Auch Rettungshunde im Einsatz

Dem Übungsszenario zufolge sollten betroffene Personen aus dem Friedrich-Schiller-Gymnasium ebenso wie deren Angehörige zum benachbarten Bildungszentrum gebracht und registriert, betreut und medizinisch versorgt werden. Der größte Teil der Betreuung fand im Schulgebäude statt, während verletzte Personen auf einem eigens errichteten Behandlungsplatz erstversorgt und anschließend vom Rettungsdienst zur weiteren Behandlung abtransportiert wurden. Im Einsatz war auch die Rettungshundebereitschaft des DRK, die mit ihren Mantrailer-Hunden zu Ausbildungszwecken die Suche nach einer geflüchteten Person simulierte.

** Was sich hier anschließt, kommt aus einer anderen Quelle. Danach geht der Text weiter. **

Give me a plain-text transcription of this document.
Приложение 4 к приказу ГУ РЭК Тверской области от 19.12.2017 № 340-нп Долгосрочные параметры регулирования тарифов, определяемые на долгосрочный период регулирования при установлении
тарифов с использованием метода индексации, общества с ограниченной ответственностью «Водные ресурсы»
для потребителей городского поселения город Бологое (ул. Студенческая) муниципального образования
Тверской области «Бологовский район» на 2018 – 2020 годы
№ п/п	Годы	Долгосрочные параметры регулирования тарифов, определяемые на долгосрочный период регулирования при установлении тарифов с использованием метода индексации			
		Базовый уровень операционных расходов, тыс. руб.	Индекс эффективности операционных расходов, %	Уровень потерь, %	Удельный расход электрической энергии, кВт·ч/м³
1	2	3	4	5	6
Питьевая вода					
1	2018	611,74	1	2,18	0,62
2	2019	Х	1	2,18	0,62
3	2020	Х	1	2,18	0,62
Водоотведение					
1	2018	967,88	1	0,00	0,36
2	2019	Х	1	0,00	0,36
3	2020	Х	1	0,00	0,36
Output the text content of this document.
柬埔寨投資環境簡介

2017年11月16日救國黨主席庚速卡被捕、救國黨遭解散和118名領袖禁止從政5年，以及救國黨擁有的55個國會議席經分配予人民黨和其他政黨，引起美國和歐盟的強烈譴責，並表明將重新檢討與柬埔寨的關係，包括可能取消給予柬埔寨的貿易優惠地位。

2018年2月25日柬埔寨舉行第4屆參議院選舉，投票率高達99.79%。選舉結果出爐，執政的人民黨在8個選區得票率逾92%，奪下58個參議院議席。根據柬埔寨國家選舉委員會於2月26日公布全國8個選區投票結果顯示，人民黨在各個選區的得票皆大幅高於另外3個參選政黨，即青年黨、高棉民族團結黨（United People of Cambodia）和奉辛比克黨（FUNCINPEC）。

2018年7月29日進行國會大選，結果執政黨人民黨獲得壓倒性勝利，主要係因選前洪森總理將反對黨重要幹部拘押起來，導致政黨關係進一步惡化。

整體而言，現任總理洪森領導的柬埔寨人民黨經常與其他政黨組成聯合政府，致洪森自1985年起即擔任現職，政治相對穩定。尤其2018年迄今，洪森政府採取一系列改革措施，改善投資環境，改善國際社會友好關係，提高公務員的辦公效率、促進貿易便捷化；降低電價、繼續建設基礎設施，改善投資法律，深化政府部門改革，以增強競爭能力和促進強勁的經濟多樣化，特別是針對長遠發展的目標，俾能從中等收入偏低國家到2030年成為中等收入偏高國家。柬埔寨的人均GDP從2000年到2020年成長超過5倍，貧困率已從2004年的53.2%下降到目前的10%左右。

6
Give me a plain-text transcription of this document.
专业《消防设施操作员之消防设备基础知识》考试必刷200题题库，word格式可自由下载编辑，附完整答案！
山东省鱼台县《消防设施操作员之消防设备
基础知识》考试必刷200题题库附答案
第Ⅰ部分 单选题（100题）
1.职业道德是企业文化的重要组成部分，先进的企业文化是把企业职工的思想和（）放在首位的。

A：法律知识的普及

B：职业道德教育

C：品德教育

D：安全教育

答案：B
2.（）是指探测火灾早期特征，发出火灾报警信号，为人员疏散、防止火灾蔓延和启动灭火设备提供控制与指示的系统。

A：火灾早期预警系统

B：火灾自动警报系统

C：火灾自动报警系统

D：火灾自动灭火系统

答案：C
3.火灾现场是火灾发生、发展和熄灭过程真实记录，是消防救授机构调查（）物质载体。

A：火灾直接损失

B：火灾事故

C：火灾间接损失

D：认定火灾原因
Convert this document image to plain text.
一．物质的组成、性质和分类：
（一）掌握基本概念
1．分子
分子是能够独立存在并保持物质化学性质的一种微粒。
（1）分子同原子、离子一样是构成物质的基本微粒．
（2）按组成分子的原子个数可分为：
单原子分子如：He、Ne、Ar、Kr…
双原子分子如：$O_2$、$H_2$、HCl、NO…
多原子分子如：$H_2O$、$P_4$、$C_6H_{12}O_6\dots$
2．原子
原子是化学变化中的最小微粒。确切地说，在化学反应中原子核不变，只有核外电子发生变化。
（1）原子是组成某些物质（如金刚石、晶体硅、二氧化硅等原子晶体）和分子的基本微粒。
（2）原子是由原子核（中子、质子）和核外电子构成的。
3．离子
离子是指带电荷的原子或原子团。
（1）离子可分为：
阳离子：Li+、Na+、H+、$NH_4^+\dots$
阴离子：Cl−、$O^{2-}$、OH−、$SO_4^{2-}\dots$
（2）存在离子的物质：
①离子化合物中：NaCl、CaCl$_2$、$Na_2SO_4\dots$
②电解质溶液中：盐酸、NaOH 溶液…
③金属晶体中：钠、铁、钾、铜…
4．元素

Am Ende zogen die Beteiligten eine positive Bilanz. „Die Übung verlief reibungslos. Dennoch wurden auch Fehler erkannt, welche im Nachgang aufgearbeitet werden“, fasste der beim DRK für die Übung verantwortliche Marco Ferraro nach Einsatzende zusammen. Auch Polizeirätin Marleen Walheim, die das Polizeirevier Sindelfingen leitet, zeigte sich zufrieden. „Die Übung hat gezeigt, wie gut und professionell die Einsatzkräfte an der Bewältigung der Lage gearbeitet haben. Gleichzeitig wurde aber auch deutlich, an welchen Stellen die Zusammenarbeit noch optimiert werden kann. Diese Erkenntnisse werden wir gemeinsam mit dem DRK nachbereiten und bei zukünftigen Einsätzen beachten.“

Vor zwei Jahren schon eine Übung

Die letzte Amok-Übung hatte 2020 am Gymnasium stattgefunden. Im Fokus stand damals der Digitalfunk, der im Gebäude nur sporadisch funktionierte. Die Stadt Marbach rüstete nach und am Samstag gab es denn auch in Sachen Digitalfunk nichts zu beanstanden.